The bootstrap is often used for nonparametric inference. However, in some cases, it is useful to bootstrap and then conduct parametric tests within each resample (optionally, see References, but this is not required reading in any way for the question).
For example, you have a single continuous variable. You resample using a classical bootstrap, i.e., sampling with replacement. Then, within each resampled dataset, you conduct a hypothesis test that assumes independent observations, such as a standard $t$-test. Because there are repeated observations in the dataset, I would think that we have non-independent observations: the observations are "clustered" in the sense that all resampled observations mapping onto the same observation in the original dataset are 100% correlated.

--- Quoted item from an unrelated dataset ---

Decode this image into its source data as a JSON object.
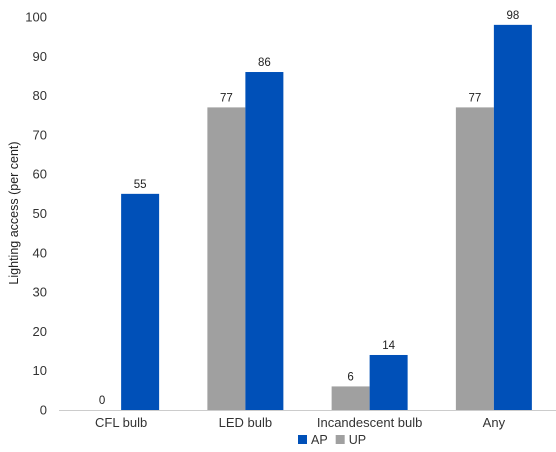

More formally, say $Y$ is standard normal. Let $Y^{*}_i$ be a random variable representing the resampled $Y$ for the $i^{th}$ observation in a resampled dataset. Let's check if independence holds. As the number of resamples becomes large, we have (with some abuse of notation):
$$f_{Y^{*}_i}( y ) = N(0,1)$$
But, for all $i,j$ that map onto the same observation in the original dataset from which we resampled, the conditional distribution is degenerate because of the repeated observations and the continuous nature of $Y$:
$$f_{Y^{*}_i | Y^{*}_j}( y_i | y_j ) = 1\{y_i = y_j\} \ne f_{Y^{*}_i}( y_i )$$
So independence appears not to hold, and I would expect inference that assumes independence to be invalid (probably anticonservative).

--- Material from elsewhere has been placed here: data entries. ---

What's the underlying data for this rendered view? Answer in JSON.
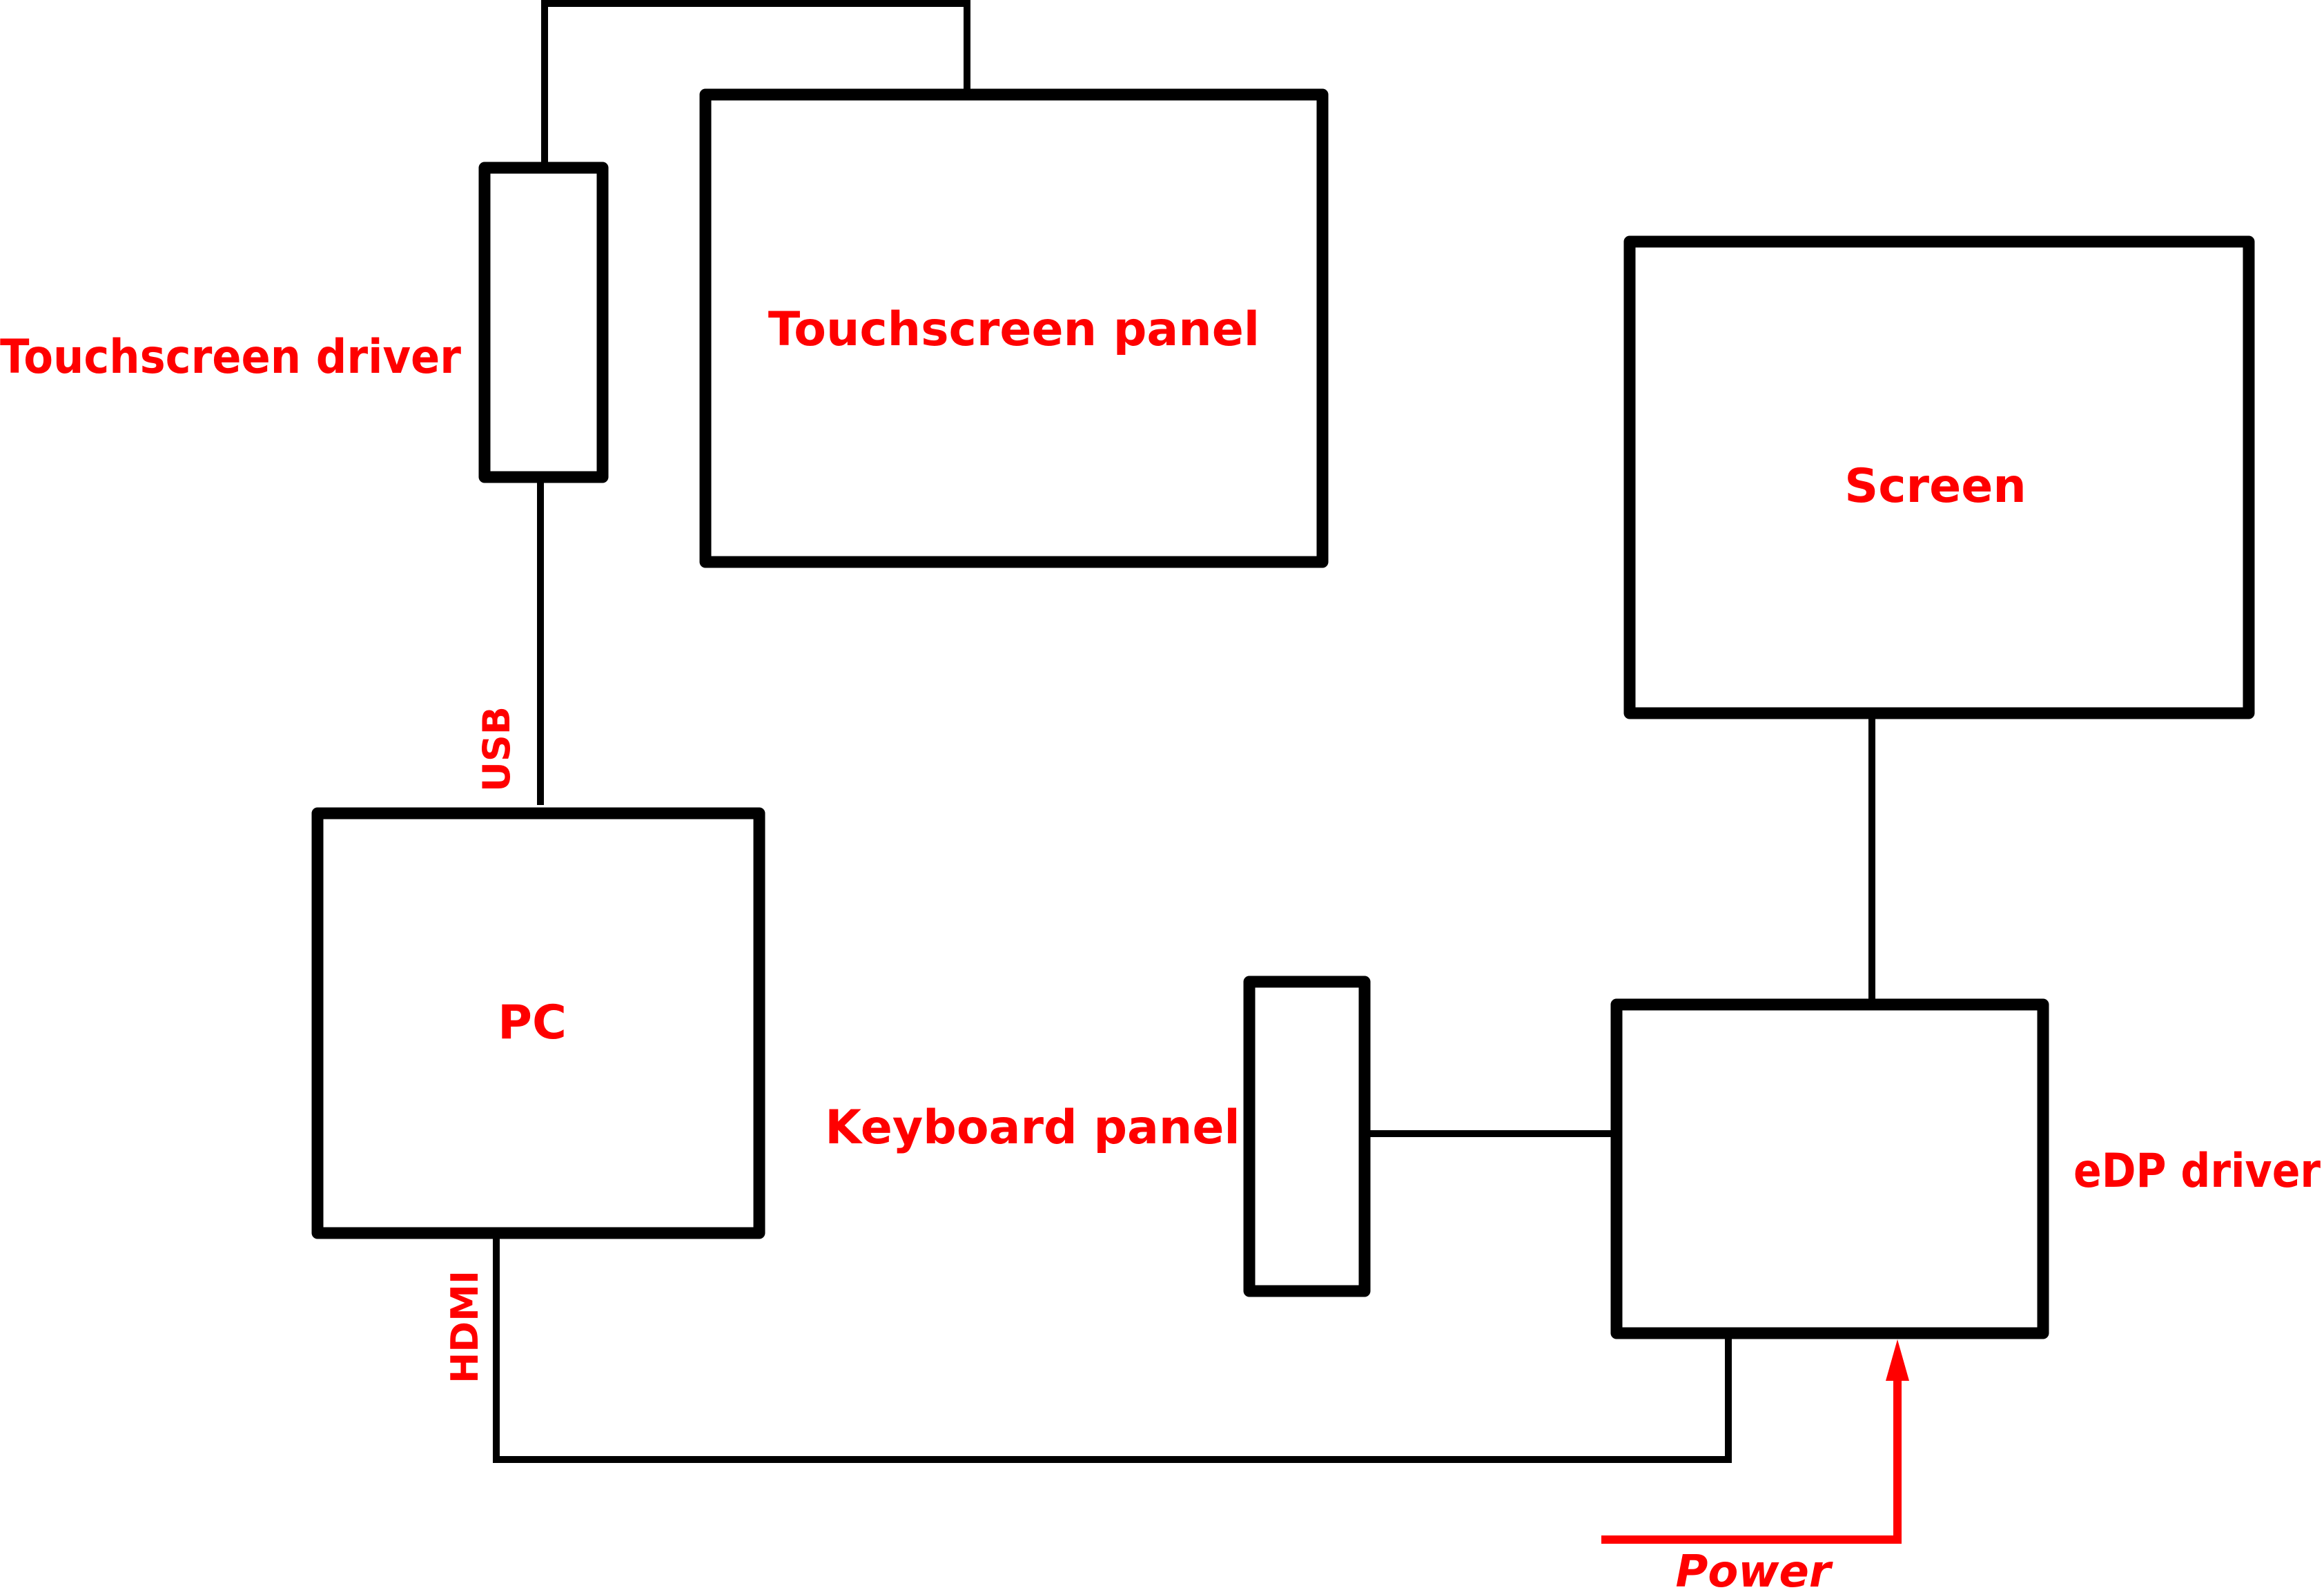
{
  "colors": {
    "line": "#000000",
    "text": "#ff0000",
    "power": "#ff0000",
    "background": "#ffffff"
  },
  "blocks": {
    "touchscreen_panel": "Touchscreen panel",
    "touchscreen_driver": "Touchscreen driver",
    "screen": "Screen",
    "pc": "PC",
    "keyboard_panel": "Keyboard panel",
    "edp_driver": "eDP driver"
  },
  "connections": {
    "usb": "USB",
    "hdmi": "HDMI",
    "power": "Power"
  }
}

However, simulations (with code below) indicate that in fact, in the exact situation described above, in fact we have exactly nominal Type I error.
So does independence hold in bootstrapped samples or not? If not, why doesn't nonindependence compromise inference as it usually does? Do I not even understand the definition of "independent observations"?
Edit
I found this great discussion of the definition of independent observations that supports what I came up with intuitively. Hence, my question still stands.
Simulation
library(doParallel)
# set the number of cores
registerDoParallel(cores=8)
sim.reps = 250
n=50
boot.reps = 500
res = as.data.frame( foreach( i = 1:sim.reps, .combine=rbind ) %dopar% {
# generate original data under H0 for a 1-sample t-test
y = rnorm(n)
pvals = c()
for (i in 1:boot.reps) {
# classical bootstrap
ids = sample(1:n, replace=TRUE)
y.star = y[ids]
# t-test
pvals[i] = t.test(y.star)$p.value
}
# should be 0.05
sum(pvals < 0.05) / length(pvals)
} )
names(res) = "rej"
res$rej = as.numeric(res$rej)
# equals 0.05
mean(res$rej)
References
Romano, J. P., & Wolf, M. (2007). Control of generalized error rates in multiple testing. The Annals of Statistics, 1378-1408.